A question regarding Czarnowski's cat function

Question

The Czarnowski cat function $c(x, n) = \sin^n(x) + \cos(x)$ gives the so-called Czarnowski's cats. There are infinitely many of these cats, and legend has it that Czarnowski created a clever mathematical naming scheme to give them all unique names.

The problem: for Czarnowski's principal cat (named Mruk, the one centered at the origin) find the area between the cats corresponding to $n = 18$ and $n = 26$.

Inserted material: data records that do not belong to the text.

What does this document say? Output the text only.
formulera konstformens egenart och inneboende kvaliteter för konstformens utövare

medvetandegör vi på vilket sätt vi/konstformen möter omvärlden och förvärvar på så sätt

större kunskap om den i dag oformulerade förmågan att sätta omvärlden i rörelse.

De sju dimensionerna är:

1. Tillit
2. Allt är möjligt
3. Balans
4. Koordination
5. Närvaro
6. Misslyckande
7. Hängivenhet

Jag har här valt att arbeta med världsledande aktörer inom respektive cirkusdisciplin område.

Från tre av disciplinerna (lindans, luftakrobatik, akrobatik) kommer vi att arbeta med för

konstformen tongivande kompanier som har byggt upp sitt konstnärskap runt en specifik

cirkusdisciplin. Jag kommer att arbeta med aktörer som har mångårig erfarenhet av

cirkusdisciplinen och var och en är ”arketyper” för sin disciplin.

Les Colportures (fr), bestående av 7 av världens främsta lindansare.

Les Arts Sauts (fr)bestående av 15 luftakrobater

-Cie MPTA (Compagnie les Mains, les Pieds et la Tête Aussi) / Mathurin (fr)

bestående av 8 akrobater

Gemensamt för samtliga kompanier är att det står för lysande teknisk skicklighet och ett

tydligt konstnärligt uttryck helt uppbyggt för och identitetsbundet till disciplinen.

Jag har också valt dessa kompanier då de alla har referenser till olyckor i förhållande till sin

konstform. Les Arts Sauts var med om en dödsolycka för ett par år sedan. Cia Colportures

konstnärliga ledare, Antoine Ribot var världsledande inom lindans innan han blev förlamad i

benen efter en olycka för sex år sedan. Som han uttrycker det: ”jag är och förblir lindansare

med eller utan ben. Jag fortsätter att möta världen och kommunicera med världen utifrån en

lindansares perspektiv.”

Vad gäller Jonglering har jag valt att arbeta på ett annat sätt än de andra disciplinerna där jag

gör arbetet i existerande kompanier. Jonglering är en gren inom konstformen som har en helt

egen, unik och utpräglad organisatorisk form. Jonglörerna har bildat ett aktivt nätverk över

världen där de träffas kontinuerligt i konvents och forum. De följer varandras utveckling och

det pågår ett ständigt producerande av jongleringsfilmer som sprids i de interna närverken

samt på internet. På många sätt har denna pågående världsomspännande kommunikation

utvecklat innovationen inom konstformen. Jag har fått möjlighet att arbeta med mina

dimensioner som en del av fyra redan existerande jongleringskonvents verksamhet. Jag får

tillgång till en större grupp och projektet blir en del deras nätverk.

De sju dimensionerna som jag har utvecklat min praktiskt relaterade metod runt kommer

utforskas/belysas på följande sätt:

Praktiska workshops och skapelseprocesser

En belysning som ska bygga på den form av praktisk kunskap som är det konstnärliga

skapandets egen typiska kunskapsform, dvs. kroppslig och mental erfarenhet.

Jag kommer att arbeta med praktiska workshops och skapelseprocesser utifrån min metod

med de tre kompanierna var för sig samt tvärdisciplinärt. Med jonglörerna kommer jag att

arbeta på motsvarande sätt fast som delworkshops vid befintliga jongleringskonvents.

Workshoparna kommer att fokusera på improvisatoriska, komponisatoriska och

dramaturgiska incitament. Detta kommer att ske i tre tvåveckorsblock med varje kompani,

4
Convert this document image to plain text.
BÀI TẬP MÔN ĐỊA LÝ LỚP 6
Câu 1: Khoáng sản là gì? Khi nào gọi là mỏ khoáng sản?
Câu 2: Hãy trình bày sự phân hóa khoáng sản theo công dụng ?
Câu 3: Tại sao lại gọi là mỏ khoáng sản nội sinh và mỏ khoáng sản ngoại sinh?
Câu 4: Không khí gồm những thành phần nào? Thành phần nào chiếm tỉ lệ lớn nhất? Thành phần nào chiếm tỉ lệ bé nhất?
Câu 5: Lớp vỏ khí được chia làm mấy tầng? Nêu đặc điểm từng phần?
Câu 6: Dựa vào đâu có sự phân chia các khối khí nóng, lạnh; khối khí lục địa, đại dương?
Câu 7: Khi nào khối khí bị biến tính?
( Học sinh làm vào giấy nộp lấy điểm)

Some background. In 1896, Polish mathematician Żurzysław Czarnowski (born 1875) discovered the cat function while doodling on his note pad during a particularly boring talk by his teacher, Belgian mathematician Per Hansel. It is rumored that one day Czarnowski presented the cat function to Hansel, who studied it and noticed that for very large $n$ the cats turn into devils. It is rumored that Hansel was so terrified and distraught by this discovery that he committed suicide. This prompted Czarnowski to find an optimal cat, i.e. a value $n$ for which the cats are "most cat-like and least devil-like". It is rumored that this $n$ lies somewhere between 18 and 26, and that if we can find the area between the curves corresponding to "cat 18" and "cat 26" we will have half of the solution.

Answer 1

We seek a reduction formula for integrands of the form $$\sin^{2n} x.$$ Integration by parts with the choice $$u = \sin^{2n-1} x, \quad du = (2n-1) \sin^{2n-2} x \cos x \, dx, \\ dv = \sin x \, dx, \quad v = -\cos x, $$ gives $$\begin{align*} I_n (x) &= \int \sin^{2n} x \, dx = -\sin^{2n-1} x \cos x + (2n-1) \int \sin^{2n-2} x \cos^2 x \, dx \\ &= -\sin^{2n-1} x \cos x + (2n-1) \int \sin^{2n-2} (1 - \sin^2 x) \, dx \\ &= -\sin^{2n-1} x \cos x + (2n-1) I_{n-1}(x) - (2n-1)I_n(x). \end{align*}$$ Consequently, $$I_n(x) = \frac{1}{2n} \left( -\sin^{2n-1} x \cos x + (2n-1) I_{n-1}(x) \right).$$ On the interval $[0,\pi]$, we then have $$I_n = \int_{x=0}^\pi I_n(x) \, dx = \frac{2n-1}{2n} I_{n-1}.$$ And for $n = 0$, we trivially have $$I_0(x) = 1, \quad I_0 = \pi.$$ It follows that $$I_n = \pi \prod_{k=1}^n \frac{2k-1}{2k} = \pi \prod_{k=1}^n \frac{(2k-1)(2k)}{(2k)^2} = \frac{(2n)!}{4^n (n!)^2} \pi = \binom{2n}{n}\frac{\pi}{4^n}.$$ Therefore, since $c(x,n+2) \le c(x,n)$, $$\begin{align*} \int_{x=-\pi}^\pi c(x,18) - c(x,26) \, dx &= 2 \int_{x=0}^\pi \sin^{18} x - \sin^{26} x \, dx \\ &= 2(I_{9} - I_{13}) \\ &= 2\pi \left(\binom{18}{9}\frac{1}{4^{9}} - \binom{26}{13} \frac{1}{4^{13}}\right) \\ &= \frac{\pi}{2^{25}}\left(\binom{18}{9} 4^4 - \binom{26}{13}\right) \\ &= \frac{255765 \pi }{4194304}. \end{align*}$$